At a roundtable on the subject in December 2013, The Hague Institute convened a group of director-level officials from government, international organizations, and civil society to discuss the links between irregular migration and global justice.

This policy brief draws extensively on the ideas generated during the discussions to provide policy recommendations to government officials and relevant NGOs as to what fair and effective irregular migration governance might entail in light of the complexity, and how a balance can be struck between national security concerns and respecting irregular migrants rights while taking into account the economic contributions these migrants bring. Throughout the brief, we use a global justice framework as a guide for developing a comprehensive approach to irregular migration.

Most migration stakeholders clearly recognize that irregularity is undesirable and a continuous source of concern for many governments and the international community. The issue, which has barely been acknowledged, is that continuous demand for cheap labor in destination states is a catalyst for irregular migration, both stimulating and sustaining the phenomenon. It is within this complex and paradoxical context of undesirability and indispensability that policymakers and irregular migrants find themselves.

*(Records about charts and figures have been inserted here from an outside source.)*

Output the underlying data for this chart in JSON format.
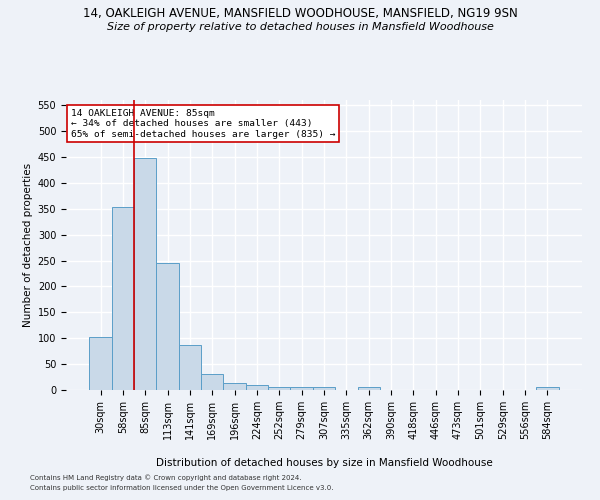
{
  "title": "14, OAKLEIGH AVENUE, MANSFIELD WOODHOUSE, MANSFIELD, NG19 9SN",
  "subtitle": "Size of property relative to detached houses in Mansfield Woodhouse",
  "xlabel": "Distribution of detached houses by size in Mansfield Woodhouse",
  "ylabel": "Number of detached properties",
  "footnote1": "Contains HM Land Registry data © Crown copyright and database right 2024.",
  "footnote2": "Contains public sector information licensed under the Open Government Licence v3.0.",
  "bar_color": "#c9d9e8",
  "bar_edgecolor": "#5a9ec8",
  "vline_color": "#cc0000",
  "annotation_text": "14 OAKLEIGH AVENUE: 85sqm\n← 34% of detached houses are smaller (443)\n65% of semi-detached houses are larger (835) →",
  "annotation_box_edgecolor": "#cc0000",
  "categories": [
    "30sqm",
    "58sqm",
    "85sqm",
    "113sqm",
    "141sqm",
    "169sqm",
    "196sqm",
    "224sqm",
    "252sqm",
    "279sqm",
    "307sqm",
    "335sqm",
    "362sqm",
    "390sqm",
    "418sqm",
    "446sqm",
    "473sqm",
    "501sqm",
    "529sqm",
    "556sqm",
    "584sqm"
  ],
  "values": [
    103,
    353,
    448,
    245,
    87,
    30,
    13,
    9,
    5,
    5,
    5,
    0,
    5,
    0,
    0,
    0,
    0,
    0,
    0,
    0,
    5
  ],
  "ylim": [
    0,
    560
  ],
  "yticks": [
    0,
    50,
    100,
    150,
    200,
    250,
    300,
    350,
    400,
    450,
    500,
    550
  ],
  "background_color": "#eef2f8",
  "grid_color": "#ffffff",
  "title_fontsize": 8.5,
  "subtitle_fontsize": 8.0,
  "axis_label_fontsize": 7.5,
  "tick_fontsize": 7.0,
  "footnote_fontsize": 5.0
}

After outlining the multifarious aspects of irregular migration, the brief proposes four concrete policy recommendations. The first reassesses the concept of irregular migration and how it can be adapted to promote comprehensive migration policies. The second addresses security concerns. The third and fourth discuss how stakeholders could use in-depth dialogues and partnerships in developing and adopting migration governance reforms. The recommendations are geared toward the needs of contemporary migration stakeholders as well as to the “usual suspects” of international migration governance.